Who could stand up to BJP in foreseeable future?

19th July 2019

19th July 2019

Hidden in plain sight is the news that Trinamool Congress (TMC), Nationalist Congress Party (NCP) and Communist Party of India (CPI) could soon lose the tag of being a national political party in India.

All three don’t fulfill the criteria of Election Commission (EC) which stipulates that either (a) a party ought to have got 6 per cent votes each from a minimum of four states; (b) Get 2 per cent of the total seats in Lok Sabha from at least three states; or (c) It should be recognized as a state party in at least four states.

The axe could’ve fallen in 2014 itself before rules were tweaked and performance in two, and not one Lok Sabha elections, were deemed the new normal. Now 10 years hence, all three stare the exit from the roster.

One party with a similar worry, Bahujan Samaj Party (BSP), however, has saved itself from a similar ignominy as it has sent 10 representatives to the 17th Lok Sabha from the 2019 Polls. BSP also marked its presence in several other states.

If these three parties are show the door, only five other parties would enjoy the status of being a national party: BJP, Congress, CPI-M, BSP and National People’s Party, a recognized state party in Manipur, Meghalaya and Nagaland.

Among the biggest perk lost would be the luxury of having an election symbol which is consistent across the country. Once you stop being a national party, your party symbol could also be one of any other party of the country.  You are also denied free slots for publicity on national broadcasting platforms, such as Doordarshan and All-India Radio. You don’t get a land or a building from the government to set up your party office. Further, national parties can have 40 star campaigners whereas for others the number is reduced to half.

Besides the national parties, there are 59 state parties and 329 regional parties in India.
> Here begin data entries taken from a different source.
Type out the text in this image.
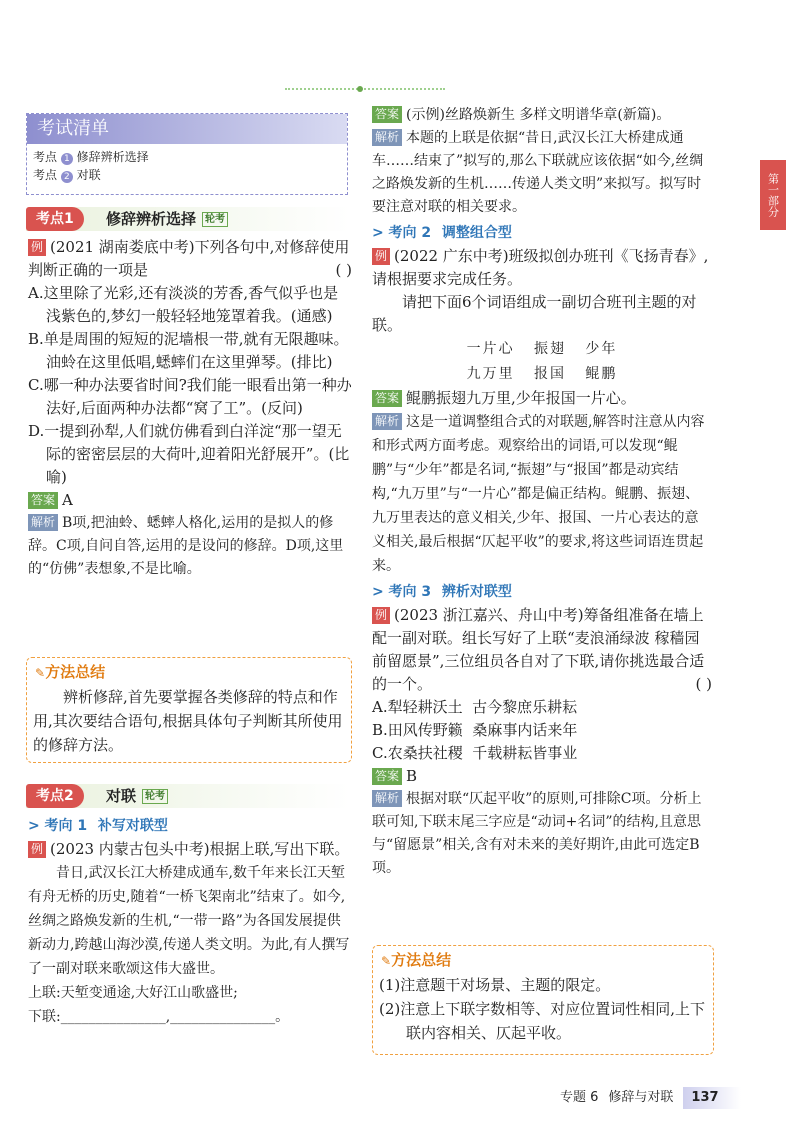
第一部分
考试清单
考点 1 修辞辨析选择
考点 2 对联
考点1	修辞辨析选择 轮考

例 (2021 湖南娄底中考)下列各句中,对修辞使用判断正确的一项是	( )

A.这里除了光彩,还有淡淡的芳香,香气似乎也是浅紫色的,梦幻一般轻轻地笼罩着我。(通感)

B.单是周围的短短的泥墙根一带,就有无限趣味。油蛉在这里低唱,蟋蟀们在这里弹琴。(排比)

C.哪一种办法要省时间?我们能一眼看出第一种办法好,后面两种办法都“窝了工”。(反问)

D.一提到孙犁,人们就仿佛看到白洋淀“那一望无际的密密层层的大荷叶,迎着阳光舒展开”。(比喻)

答案 A

解析 B项,把油蛉、蟋蟀人格化,运用的是拟人的修辞。C项,自问自答,运用的是设问的修辞。D项,这里的“仿佛”表想象,不是比喻。

✎方法总结

辨析修辞,首先要掌握各类修辞的特点和作用,其次要结合语句,根据具体句子判断其所使用的修辞方法。

考点2	对联 轮考

> 考向 1 补写对联型

例 (2023 内蒙古包头中考)根据上联,写出下联。

昔日,武汉长江大桥建成通车,数千年来长江天堑有舟无桥的历史,随着“一桥飞架南北”结束了。如今,丝绸之路焕发新的生机,“一带一路”为各国发展提供新动力,跨越山海沙漠,传递人类文明。为此,有人撰写了一副对联来歌颂这伟大盛世。

上联:天堑变通途,大好江山歌盛世;

下联:_______________,_______________。

答案 (示例)丝路焕新生 多样文明谱华章(新篇)。

解析 本题的上联是依据“昔日,武汉长江大桥建成通车……结束了”拟写的,那么下联就应该依据“如今,丝绸之路焕发新的生机……传递人类文明”来拟写。拟写时要注意对联的相关要求。

> 考向 2 调整组合型

例 (2022 广东中考)班级拟创办班刊《飞扬青春》,请根据要求完成任务。

请把下面6个词语组成一副切合班刊主题的对联。

一片心   振翅   少年

九万里   报国   鲲鹏

答案 鲲鹏振翅九万里,少年报国一片心。

解析 这是一道调整组合式的对联题,解答时注意从内容和形式两方面考虑。观察给出的词语,可以发现“鲲鹏”与“少年”都是名词,“振翅”与“报国”都是动宾结构,“九万里”与“一片心”都是偏正结构。鲲鹏、振翅、九万里表达的意义相关,少年、报国、一片心表达的意义相关,最后根据“仄起平收”的要求,将这些词语连贯起来。

> 考向 3 辨析对联型

例 (2023 浙江嘉兴、舟山中考)筹备组准备在墙上配一副对联。组长写好了上联“麦浪涌绿波 稼穑园前留愿景”,三位组员各自对了下联,请你挑选最合适的一个。	( )

A.犁轻耕沃土  古今黎庶乐耕耘

B.田风传野籁  桑麻事内话来年

C.农桑扶社稷  千载耕耘皆事业

答案 B

解析 根据对联“仄起平收”的原则,可排除C项。分析上联可知,下联末尾三字应是“动词+名词”的结构,且意思与“留愿景”相关,含有对未来的美好期许,由此可选定B项。

✎方法总结

(1)注意题干对场景、主题的限定。

(2)注意上下联字数相等、对应位置词性相同,上下联内容相关、仄起平收。

专题 6 修辞与对联	137
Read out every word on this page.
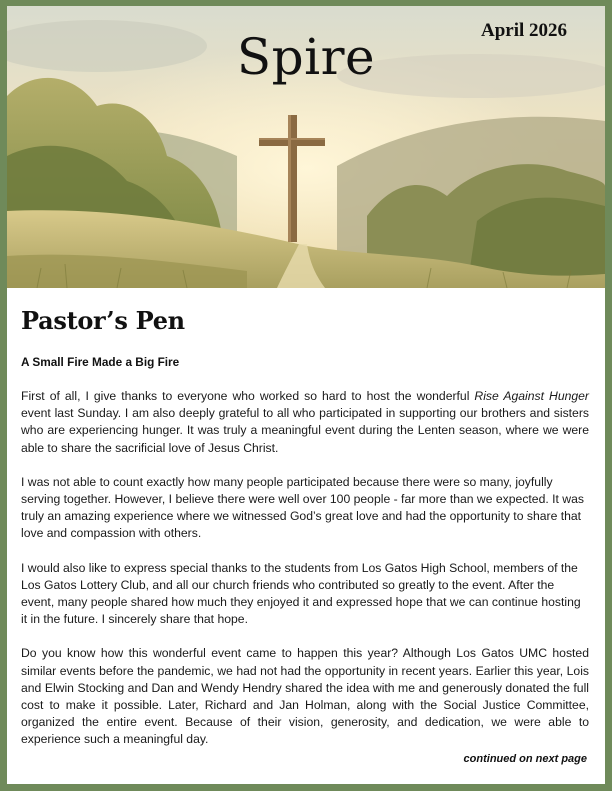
Spire	April 2026
Pastor’s Pen
A Small Fire Made a Big Fire

First of all, I give thanks to everyone who worked so hard to host the wonderful Rise Against Hunger event last Sunday. I am also deeply grateful to all who participated in supporting our brothers and sisters who are experiencing hunger. It was truly a meaningful event during the Lenten season, where we were able to share the sacrificial love of Jesus Christ.

I was not able to count exactly how many people participated because there were so many, joyfully serving together. However, I believe there were well over 100 people - far more than we expected. It was truly an amazing experience where we witnessed God’s great love and had the opportunity to share that love and compassion with others.

I would also like to express special thanks to the students from Los Gatos High School, members of the Los Gatos Lottery Club, and all our church friends who contributed so greatly to the event. After the event, many people shared how much they enjoyed it and expressed hope that we can continue hosting it in the future. I sincerely share that hope.

Do you know how this wonderful event came to happen this year? Although Los Gatos UMC hosted similar events before the pandemic, we had not had the opportunity in recent years. Earlier this year, Lois and Elwin Stocking and Dan and Wendy Hendry shared the idea with me and generously donated the full cost to make it possible. Later, Richard and Jan Holman, along with the Social Justice Committee, organized the entire event. Because of their vision, generosity, and dedication, we were able to experience such a meaningful day.

continued on next page
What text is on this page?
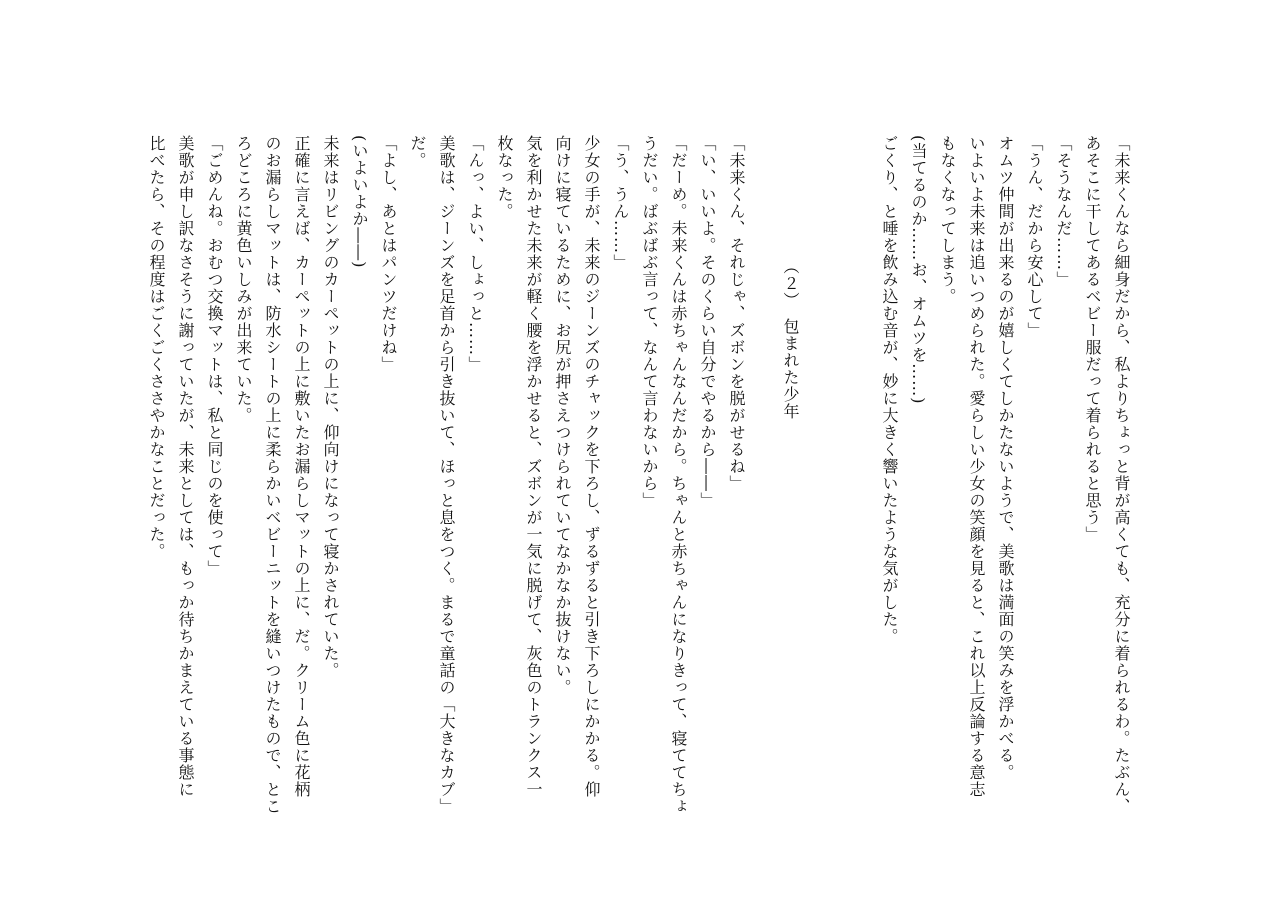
「未来くんなら細身だから、私よりちょっと背が高くても、充分に着られるわ。たぶん、
あそこに干してあるベビー服だって着られると思う」
「そうなんだ……」
「うん、だから安心して」
オムツ仲間が出来るのが嬉しくてしかたないようで、美歌は満面の笑みを浮かべる。
いよいよ未来は追いつめられた。愛らしい少女の笑顔を見ると、これ以上反論する意志
もなくなってしまう。
(当てるのか……お、オムツを……)
ごくり、と唾を飲み込む音が、妙に大きく響いたような気がした。
（２）　包まれた少年
「未来くん、それじゃ、ズボンを脱がせるね」
「い、いいよ。そのくらい自分でやるから――」
「だーめ。未来くんは赤ちゃんなんだから。ちゃんと赤ちゃんになりきって、寝ててちょ
うだい。ばぶばぶ言って、なんて言わないから」
「う、うん……」
少女の手が、未来のジーンズのチャックを下ろし、ずるずると引き下ろしにかかる。仰
向けに寝ているために、お尻が押さえつけられていてなかなか抜けない。
気を利かせた未来が軽く腰を浮かせると、ズボンが一気に脱げて、灰色のトランクス一
枚なった。
「んっ、よい、しょっと……」
美歌は、ジーンズを足首から引き抜いて、ほっと息をつく。まるで童話の「大きなカブ」
だ。
「よし、あとはパンツだけね」
(いよいよか――)
未来はリビングのカーペットの上に、仰向けになって寝かされていた。
正確に言えば、カーペットの上に敷いたお漏らしマットの上に、だ。クリーム色に花柄
のお漏らしマットは、防水シートの上に柔らかいベビーニットを縫いつけたもので、とこ
ろどころに黄色いしみが出来ていた。
「ごめんね。おむつ交換マットは、私と同じのを使って」
美歌が申し訳なさそうに謝っていたが、未来としては、もっか待ちかまえている事態に
比べたら、その程度はごくごくささやかなことだった。
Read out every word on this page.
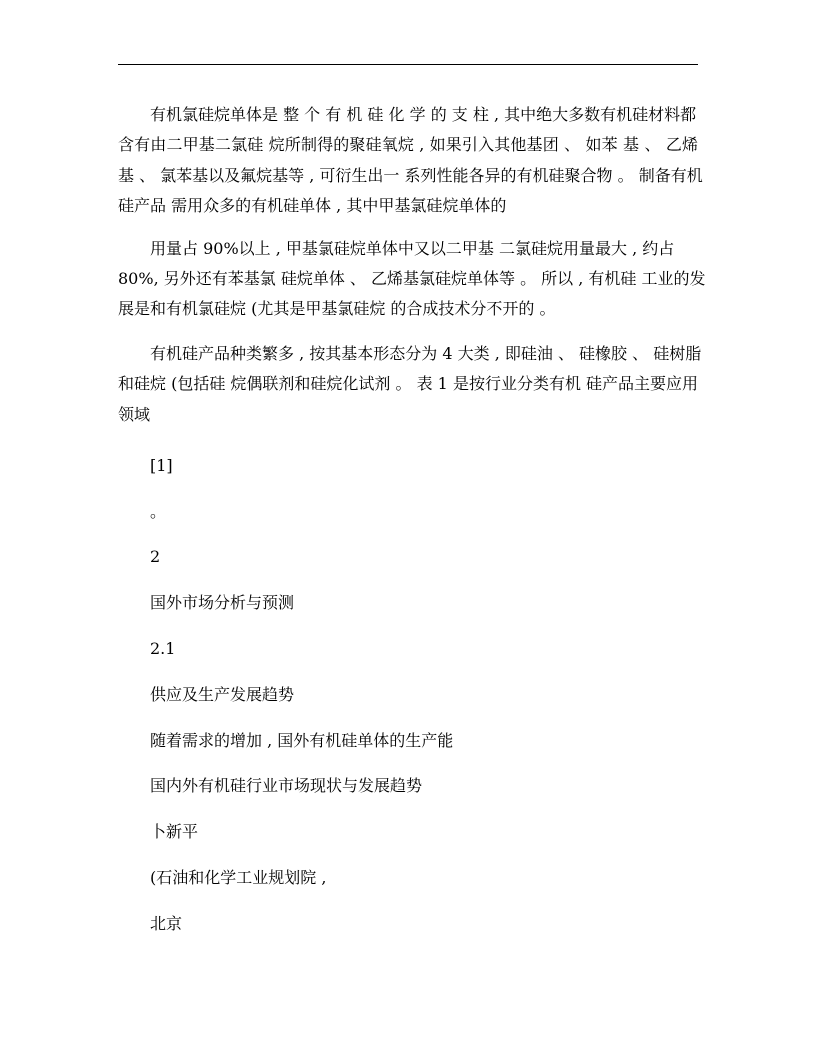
有机氯硅烷单体是 整 个 有 机 硅 化 学 的 支 柱 , 其中绝大多数有机硅材料都
含有由二甲基二氯硅 烷所制得的聚硅氧烷 , 如果引入其他基团 、 如苯 基 、 乙烯
基 、 氯苯基以及氟烷基等 , 可衍生出一 系列性能各异的有机硅聚合物 。 制备有机
硅产品 需用众多的有机硅单体 , 其中甲基氯硅烷单体的
用量占 90%以上 , 甲基氯硅烷单体中又以二甲基 二氯硅烷用量最大 , 约占
80%, 另外还有苯基氯 硅烷单体 、 乙烯基氯硅烷单体等 。 所以 , 有机硅 工业的发
展是和有机氯硅烷 (尤其是甲基氯硅烷 的合成技术分不开的 。
有机硅产品种类繁多 , 按其基本形态分为 4 大类 , 即硅油 、 硅橡胶 、 硅树脂
和硅烷 (包括硅 烷偶联剂和硅烷化试剂 。 表 1 是按行业分类有机 硅产品主要应用
领域
[1]
。
2
国外市场分析与预测
2.1
供应及生产发展趋势
随着需求的增加 , 国外有机硅单体的生产能
国内外有机硅行业市场现状与发展趋势
卜新平
(石油和化学工业规划院 ,
北京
As many as 2293 have registered themselves as political party but their status is not recognized by the Election Commission.  

It is generally believed that political parties are set up to convert “black” into “white” money in Indian context.

If push comes to shove and TMC, NCP and CPI are derecognized by the EC, those leaders with ambitions of heading the centre would receive a severe jolt. Mamata Banerjee (TMC) and Sharad Pawar (NCP) have long entertained the idea of being India’s next Prime Minister though Doraiswamy Raja, the known face of CPI, is farthest from being a bidder for the post.

Most interesting would be the role of Lutyens Media who have all along projected Mamata or Pawar as leaders of national stature. Would they still continue to hog the limelight, the front pages of our newspapers, when officially they are off the radar of national pre-eminence? And with Rahul Gandhi out of fray, who could stand up to the juggernaut of Prime Minister Narendra Modi and his party, BJP, in foreseeable future?